Шестнадцатилетие подруги Светы отмечаем «на ставке»[11 - Ставо?к – на южнорусском диалекте и украинском языке – небольшой пруд, запруда, искусственный водоем для хранения воды.]. Едкий самогон из пол-литровой банки миксуем с разведенным малиновым «Юппи». Заедаем салом. Хрустим огурцами. Черная дыра накрывает у клуба, когда делим один «Love is» на троих.
– Где я?
Запоминается только тазик у кровати. И то урывками. Бабушка молчит до обеда.
– Парень в красной футболке тебя принес. На лавочку положил. Постучал в дверь. Вежливый такой: «Бабуля, вы только ее не ругайте».
– Боже. Как стыдно…
«Вертолеты» в голове усугубляют воспоминания про вчерашние танцы.
Пятьдесят копеек за вход. Парадная лестница Часов-Ярского ДК, с витыми перилами, как на «Титанике», подхватывает и, подталкивая, поднимает в зал. Стробоскоп нервно бьет по осколкам движений.
Сквозь сырую толпу вхожу в круг. Рядом чуваки в бейсболках с цепями крутят нижний брейк под MC Hammer.
Следом все вместе подпеваем R. E. M.: «О, ноу! Айсэд ту мач. Айхэвэнт сэд инаф». Конвульсируем под Personal Jesus. Дергаемся под «Шизгару».
Юный пульс заглушает колонки. Scorpions. «Wind of Change». Блондин в красном поло Lacoste и синих джинсах ищет кого-то взглядом. Меня. Помню, как утыкаюсь носом в червоную ткань:
– Наконец я нашла тебя!
Правда, он видит меня… впервые. Вдвоем с приятелем провожает домой через стадион.
Вода из фонтана освежает. В голове кто-то поет голосом Моррисона: «This is the end, baby, this is the end».
Год спустя тетрадь пухнет от стихов. А алая футболка мелькает меж домов в обнимку с какой-то рыжей шаболдой.
Июнь 1994-го коротаю за прилавком «У Мухина». В кармане мирно соседствуют зачетка с оценками за первый курс иняза и билет на Украину.

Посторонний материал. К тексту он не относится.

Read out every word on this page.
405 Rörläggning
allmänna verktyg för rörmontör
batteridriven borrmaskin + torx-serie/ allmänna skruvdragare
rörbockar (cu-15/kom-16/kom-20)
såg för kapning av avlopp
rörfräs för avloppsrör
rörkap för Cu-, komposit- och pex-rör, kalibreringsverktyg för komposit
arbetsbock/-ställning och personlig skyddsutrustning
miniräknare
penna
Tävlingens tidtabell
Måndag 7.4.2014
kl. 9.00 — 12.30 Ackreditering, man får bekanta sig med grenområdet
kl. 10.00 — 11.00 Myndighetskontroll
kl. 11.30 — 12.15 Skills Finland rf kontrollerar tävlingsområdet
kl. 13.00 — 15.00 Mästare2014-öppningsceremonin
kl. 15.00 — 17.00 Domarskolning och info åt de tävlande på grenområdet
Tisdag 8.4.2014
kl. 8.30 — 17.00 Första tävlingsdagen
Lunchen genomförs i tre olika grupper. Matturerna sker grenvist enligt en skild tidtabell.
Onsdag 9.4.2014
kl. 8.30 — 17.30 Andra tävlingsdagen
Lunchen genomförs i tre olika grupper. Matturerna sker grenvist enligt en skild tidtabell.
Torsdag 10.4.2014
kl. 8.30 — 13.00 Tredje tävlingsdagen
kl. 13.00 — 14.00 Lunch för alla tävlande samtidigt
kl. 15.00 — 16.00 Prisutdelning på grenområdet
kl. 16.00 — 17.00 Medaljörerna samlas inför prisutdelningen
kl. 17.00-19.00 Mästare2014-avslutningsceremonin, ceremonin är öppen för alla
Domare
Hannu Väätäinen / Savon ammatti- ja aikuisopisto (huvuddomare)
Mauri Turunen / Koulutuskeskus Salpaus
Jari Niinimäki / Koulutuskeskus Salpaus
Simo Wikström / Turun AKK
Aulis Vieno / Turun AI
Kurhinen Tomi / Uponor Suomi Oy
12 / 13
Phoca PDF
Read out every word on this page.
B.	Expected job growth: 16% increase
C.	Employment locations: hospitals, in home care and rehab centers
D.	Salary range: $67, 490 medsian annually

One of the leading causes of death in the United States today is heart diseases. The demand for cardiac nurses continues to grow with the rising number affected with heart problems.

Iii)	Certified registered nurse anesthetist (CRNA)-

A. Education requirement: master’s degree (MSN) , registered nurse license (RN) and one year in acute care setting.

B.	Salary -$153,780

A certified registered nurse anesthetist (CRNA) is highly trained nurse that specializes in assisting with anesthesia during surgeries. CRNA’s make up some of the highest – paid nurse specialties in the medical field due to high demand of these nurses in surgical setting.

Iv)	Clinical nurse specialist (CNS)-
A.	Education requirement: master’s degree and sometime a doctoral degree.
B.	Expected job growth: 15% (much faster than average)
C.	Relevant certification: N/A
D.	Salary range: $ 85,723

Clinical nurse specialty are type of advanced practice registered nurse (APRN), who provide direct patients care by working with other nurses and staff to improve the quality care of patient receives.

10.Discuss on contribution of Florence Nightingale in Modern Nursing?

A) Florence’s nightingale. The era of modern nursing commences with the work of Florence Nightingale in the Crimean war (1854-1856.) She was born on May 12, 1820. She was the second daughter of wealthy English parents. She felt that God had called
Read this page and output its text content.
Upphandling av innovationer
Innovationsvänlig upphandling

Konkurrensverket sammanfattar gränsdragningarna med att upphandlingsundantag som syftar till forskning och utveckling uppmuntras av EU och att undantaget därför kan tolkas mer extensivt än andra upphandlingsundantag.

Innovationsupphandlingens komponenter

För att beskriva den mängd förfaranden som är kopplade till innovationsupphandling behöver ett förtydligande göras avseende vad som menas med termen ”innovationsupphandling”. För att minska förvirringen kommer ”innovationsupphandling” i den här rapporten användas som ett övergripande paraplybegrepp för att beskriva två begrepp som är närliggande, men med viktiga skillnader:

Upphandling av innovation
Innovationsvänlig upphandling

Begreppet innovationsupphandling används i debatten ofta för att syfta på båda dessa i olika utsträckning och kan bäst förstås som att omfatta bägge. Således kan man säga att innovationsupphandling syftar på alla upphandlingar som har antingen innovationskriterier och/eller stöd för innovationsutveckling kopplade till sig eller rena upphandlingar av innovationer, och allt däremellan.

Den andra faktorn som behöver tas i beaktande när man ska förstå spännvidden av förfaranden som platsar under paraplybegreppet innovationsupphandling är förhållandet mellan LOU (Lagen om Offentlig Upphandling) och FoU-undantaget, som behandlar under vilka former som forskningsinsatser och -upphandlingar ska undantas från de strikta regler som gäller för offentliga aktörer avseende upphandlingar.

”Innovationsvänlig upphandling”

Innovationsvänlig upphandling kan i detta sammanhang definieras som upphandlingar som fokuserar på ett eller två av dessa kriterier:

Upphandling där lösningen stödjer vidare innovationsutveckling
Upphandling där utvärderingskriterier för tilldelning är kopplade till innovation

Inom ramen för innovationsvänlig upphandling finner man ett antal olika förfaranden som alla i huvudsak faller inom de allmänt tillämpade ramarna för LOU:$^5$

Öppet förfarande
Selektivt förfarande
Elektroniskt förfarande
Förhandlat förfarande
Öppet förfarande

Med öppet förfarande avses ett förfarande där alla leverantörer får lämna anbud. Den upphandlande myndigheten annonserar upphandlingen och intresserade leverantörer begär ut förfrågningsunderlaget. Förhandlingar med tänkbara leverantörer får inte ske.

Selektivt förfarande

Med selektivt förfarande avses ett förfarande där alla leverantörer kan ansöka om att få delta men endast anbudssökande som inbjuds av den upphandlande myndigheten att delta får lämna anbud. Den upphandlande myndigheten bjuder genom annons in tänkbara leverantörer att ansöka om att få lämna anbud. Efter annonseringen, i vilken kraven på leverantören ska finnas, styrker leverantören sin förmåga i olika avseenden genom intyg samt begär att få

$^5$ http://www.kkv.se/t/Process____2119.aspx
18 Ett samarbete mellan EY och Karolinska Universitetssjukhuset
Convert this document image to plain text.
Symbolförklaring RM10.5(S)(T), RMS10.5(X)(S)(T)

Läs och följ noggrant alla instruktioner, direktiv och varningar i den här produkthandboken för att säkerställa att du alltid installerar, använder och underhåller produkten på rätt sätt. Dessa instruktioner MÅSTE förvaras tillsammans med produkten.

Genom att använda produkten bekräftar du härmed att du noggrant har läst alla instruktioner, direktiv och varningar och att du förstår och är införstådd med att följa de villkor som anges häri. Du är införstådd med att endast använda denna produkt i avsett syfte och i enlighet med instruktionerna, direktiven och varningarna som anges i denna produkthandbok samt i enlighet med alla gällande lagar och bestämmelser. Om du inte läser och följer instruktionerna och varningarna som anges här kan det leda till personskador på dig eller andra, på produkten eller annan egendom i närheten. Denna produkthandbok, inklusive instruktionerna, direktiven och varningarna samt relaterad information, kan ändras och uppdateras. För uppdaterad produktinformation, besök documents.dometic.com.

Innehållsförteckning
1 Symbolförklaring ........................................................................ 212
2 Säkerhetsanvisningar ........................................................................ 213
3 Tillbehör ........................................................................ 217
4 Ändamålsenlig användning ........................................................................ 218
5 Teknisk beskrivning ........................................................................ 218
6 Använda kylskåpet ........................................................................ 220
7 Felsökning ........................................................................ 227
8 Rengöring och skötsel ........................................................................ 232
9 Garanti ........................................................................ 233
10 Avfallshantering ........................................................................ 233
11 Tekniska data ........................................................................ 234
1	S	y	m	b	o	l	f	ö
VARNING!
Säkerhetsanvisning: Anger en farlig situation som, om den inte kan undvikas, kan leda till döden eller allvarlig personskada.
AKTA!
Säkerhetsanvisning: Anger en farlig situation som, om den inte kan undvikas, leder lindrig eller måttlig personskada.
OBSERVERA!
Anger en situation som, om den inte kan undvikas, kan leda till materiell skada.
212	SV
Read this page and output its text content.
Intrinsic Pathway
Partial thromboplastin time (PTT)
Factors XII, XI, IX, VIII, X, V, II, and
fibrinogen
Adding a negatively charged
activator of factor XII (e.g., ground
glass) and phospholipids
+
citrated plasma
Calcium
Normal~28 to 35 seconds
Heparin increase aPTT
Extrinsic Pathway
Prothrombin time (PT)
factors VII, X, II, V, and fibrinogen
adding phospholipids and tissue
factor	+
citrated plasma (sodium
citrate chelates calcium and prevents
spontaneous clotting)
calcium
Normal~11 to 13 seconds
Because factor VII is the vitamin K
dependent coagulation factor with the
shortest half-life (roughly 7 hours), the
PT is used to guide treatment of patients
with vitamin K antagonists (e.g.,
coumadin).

Уже на Артемовском рынке дергает за руку табличка «Обмен валюты». Бритый качок в татухах скручивает зелень резинкой и уплотняет барсетку.
– Гривны, рубли, доллары, золото. Мурманск, привет! – цепляет меня спекулянт из тех брейкеров с танцев.
Курс выгодный. Юмор забойный. Как допинг звучит:
– До Канала подбросить?
Черные шлепки фарцовщика давят на газ. На баклажановом москвиче бешено мчим по тротуарам тополиных аллей.
Я крещусь. Он гогочет.
Выходные проводим на пляже. Смываем кровавые пятна шампанского и остатки условностей в прохладной ночной воде. Горстями едим мед из трехлитровой банки. Крутим электронщину и избегаем признаний.
– Каренина! – спотыкается двойник Мартина Гора и роняет нас прямо на рельсы, когда выбираемся к железнодорожным путям над «ставком». – Возьми меня с собой, заколоти в посылку, отправь на Север!
Наутро колени щиплет от марганцовки, в волосах намертво застряли липучки чертополоха. Снизываю с пальцев перстни, дареные в порыве, укладываю в коробочку от «Киндера» и возвращаю золотовладельцу.
Два месяца пролетели, как несколько дней. На прощание он целиком снимает гриль-бар. Мнет мне подол шелковой юбки и, не скрывая, грустит:
– Я все понимаю, тебе надо учиться, а я диплом себе куплю.